Hays and colleagues’ study [10], using a nationally representative sample, showed strong support for some of the psychometric properties of the PROMIS-29 v2.0 summary scores. Their results provide the factor scoring coefficients (see Table 4) for estimating the summary scores that should apply to the general US population. The present study helps open up a similar possibility for the use of the PHS and MHS, and also points the way toward how these scores can be adapted for use in a particular population.
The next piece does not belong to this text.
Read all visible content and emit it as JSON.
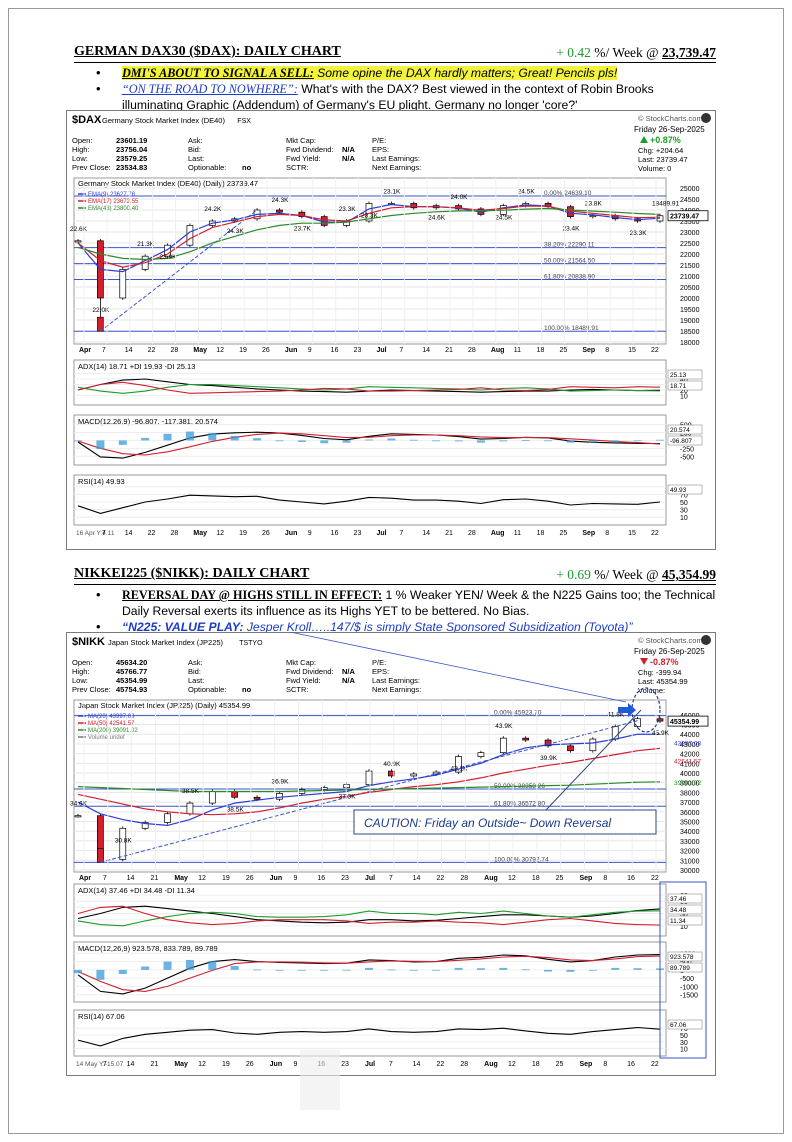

In addition to future validation work that is needed to assess their scoring system in different samples, algorithms have been developed in the PROMIS project to estimate the EQ-5D-3L [24] and the HUI-3 [25] from the PROMIS-29 scales. Preference-based scoring functions can also be estimated directly from the PROMIS-29 [26,27,28].

We acknowledge several limitations. First, older KPCO members with MCC may be somewhat different from analogous older patients with MCC drawn from the general US population in several ways—not least of which is that older KPCO members are mostly enrolled in a medicare advantage benefit plan. Another limitation of the study is that our sample had limited diversity in terms of race/ethnicity, and relatively few participants lived in a high-poverty zip code.

Despite these limitations, this study has adapted the PHS and MHS, summary scores for the PROMIS-29 v2.0, for use in a population of older adults with a considerable illness burden. It is particularly important to have HRQoL summary scores for this older and sicker population with more chronic conditions, because this is a population that often has intensive health care needs requiring complex care coordination. Future research should use the PHS and MHS summary scores to quantify the impact on HRQoL from specific chronic conditions, as measured using the PROMIS-29.